May it be any type of liquidation, the goal is to distribute the company’s assets in a fair and orderly manner to its creditors and shareholders. The specific process for liquidation will depend on the type of liquidation and the laws of the country in which the company is based. So, expert guidance like Vakilsearch might be required to assist you throughout the process. For any kind of assistance with respect to the liquidation of the company, you can seek online guidance here at Vakilsearch as they are very approachable and affordable.

FAQs

When is MVL used?

MVL, or Members' Voluntary Liquidation, is typically employed when a solvent company decides to cease operations. It is commonly used during business closures, restructuring, or when shareholders wish to distribute assets among themselves.

How does MVL work?

In MVL, shareholders appoint a liquidator to wind up the company's affairs. Assets are sold, liabilities settled, and remaining funds distributed among shareholders, often resulting in tax advantages for them.

How does CVL work?

CVL, or Creditors' Voluntary Liquidation, occurs when a company is insolvent, and its directors decide to wind it up. The appointed liquidator realises assets, pays creditors, and distributes any remaining funds according to a statutory hierarchy.

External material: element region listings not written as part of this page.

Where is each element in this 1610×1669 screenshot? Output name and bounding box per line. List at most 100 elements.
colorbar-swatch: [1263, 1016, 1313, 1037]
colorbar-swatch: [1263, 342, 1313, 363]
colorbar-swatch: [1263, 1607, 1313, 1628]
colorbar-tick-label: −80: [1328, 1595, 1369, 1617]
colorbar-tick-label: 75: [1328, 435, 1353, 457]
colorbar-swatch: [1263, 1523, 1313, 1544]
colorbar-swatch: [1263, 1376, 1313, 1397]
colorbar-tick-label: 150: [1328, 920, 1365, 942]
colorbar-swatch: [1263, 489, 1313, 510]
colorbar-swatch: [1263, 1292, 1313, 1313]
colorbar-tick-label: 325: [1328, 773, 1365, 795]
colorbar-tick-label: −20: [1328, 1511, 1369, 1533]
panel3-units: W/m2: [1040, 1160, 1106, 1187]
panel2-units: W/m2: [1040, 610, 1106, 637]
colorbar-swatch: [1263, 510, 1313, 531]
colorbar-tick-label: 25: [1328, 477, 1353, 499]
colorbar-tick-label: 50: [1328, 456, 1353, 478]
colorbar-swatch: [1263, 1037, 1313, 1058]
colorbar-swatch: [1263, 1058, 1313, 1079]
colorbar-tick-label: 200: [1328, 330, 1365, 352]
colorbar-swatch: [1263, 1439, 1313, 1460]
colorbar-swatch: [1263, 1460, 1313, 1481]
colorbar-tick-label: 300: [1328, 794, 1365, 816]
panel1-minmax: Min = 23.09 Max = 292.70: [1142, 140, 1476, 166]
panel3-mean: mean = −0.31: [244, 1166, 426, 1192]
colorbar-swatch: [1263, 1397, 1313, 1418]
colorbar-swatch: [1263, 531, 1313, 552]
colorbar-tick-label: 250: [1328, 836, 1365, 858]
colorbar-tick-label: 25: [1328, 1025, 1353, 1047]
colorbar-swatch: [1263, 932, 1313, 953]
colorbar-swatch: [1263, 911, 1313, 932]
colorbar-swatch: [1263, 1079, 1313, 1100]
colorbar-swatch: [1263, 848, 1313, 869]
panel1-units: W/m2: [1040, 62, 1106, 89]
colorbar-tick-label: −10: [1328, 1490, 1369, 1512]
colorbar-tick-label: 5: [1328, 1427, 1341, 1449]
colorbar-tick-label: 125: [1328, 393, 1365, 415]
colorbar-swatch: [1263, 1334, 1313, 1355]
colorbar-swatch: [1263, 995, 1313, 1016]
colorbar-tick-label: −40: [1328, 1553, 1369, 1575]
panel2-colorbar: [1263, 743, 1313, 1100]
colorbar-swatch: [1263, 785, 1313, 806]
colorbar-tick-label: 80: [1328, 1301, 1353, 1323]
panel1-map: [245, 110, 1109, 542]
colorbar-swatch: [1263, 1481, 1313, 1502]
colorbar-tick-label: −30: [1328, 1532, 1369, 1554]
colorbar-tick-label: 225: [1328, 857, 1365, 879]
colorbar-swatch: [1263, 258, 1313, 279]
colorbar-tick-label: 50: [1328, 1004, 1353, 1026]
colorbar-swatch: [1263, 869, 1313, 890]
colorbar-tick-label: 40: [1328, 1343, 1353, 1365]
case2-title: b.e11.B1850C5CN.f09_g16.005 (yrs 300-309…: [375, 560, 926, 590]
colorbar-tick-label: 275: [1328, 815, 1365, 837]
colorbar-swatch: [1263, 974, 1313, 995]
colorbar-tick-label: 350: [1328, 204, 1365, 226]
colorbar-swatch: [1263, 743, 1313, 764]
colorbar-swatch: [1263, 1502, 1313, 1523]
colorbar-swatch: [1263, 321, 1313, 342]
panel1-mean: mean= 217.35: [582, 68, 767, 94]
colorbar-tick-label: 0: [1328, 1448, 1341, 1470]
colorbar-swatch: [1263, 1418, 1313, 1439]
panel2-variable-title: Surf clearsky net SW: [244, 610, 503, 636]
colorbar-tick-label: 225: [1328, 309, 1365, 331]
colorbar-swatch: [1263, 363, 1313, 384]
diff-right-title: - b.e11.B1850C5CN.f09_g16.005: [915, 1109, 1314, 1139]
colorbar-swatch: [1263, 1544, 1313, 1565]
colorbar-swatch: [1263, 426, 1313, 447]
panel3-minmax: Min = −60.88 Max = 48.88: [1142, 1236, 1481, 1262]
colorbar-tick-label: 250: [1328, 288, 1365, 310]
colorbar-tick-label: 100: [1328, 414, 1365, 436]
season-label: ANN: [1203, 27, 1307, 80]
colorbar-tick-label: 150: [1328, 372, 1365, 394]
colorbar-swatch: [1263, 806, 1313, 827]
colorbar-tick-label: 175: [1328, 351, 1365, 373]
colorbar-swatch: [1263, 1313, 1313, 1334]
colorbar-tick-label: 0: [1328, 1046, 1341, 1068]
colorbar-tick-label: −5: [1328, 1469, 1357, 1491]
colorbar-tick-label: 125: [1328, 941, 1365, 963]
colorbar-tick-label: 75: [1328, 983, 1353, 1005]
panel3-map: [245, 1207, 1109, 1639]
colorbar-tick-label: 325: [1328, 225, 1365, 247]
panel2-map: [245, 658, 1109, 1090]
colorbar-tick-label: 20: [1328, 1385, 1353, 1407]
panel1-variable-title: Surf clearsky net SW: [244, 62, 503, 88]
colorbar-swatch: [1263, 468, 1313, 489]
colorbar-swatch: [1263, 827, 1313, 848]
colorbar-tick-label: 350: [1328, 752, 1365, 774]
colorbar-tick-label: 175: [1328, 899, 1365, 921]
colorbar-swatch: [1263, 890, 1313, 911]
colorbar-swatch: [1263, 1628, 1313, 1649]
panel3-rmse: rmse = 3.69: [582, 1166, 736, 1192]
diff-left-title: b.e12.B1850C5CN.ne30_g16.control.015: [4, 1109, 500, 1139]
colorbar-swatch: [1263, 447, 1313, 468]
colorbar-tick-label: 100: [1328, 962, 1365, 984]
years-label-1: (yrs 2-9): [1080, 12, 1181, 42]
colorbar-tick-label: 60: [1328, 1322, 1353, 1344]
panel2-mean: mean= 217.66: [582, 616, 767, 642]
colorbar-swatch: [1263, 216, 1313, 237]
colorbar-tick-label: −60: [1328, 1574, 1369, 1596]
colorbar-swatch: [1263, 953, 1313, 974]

When is Compulsory Liquidation used?

Compulsory Liquidation is initiated by external parties, such as creditors or regulatory authorities, when a company is unable to pay its debts. It is a legal process mandated by the court to wind up the company's affairs.

What happens to employees in liquidation?

In liquidation, employees become creditors for unpaid wages and other employment-related claims. Employee claims are prioritised in the distribution of remaining assets, but the amount they receive depends on the available funds after settling higher-ranking creditors.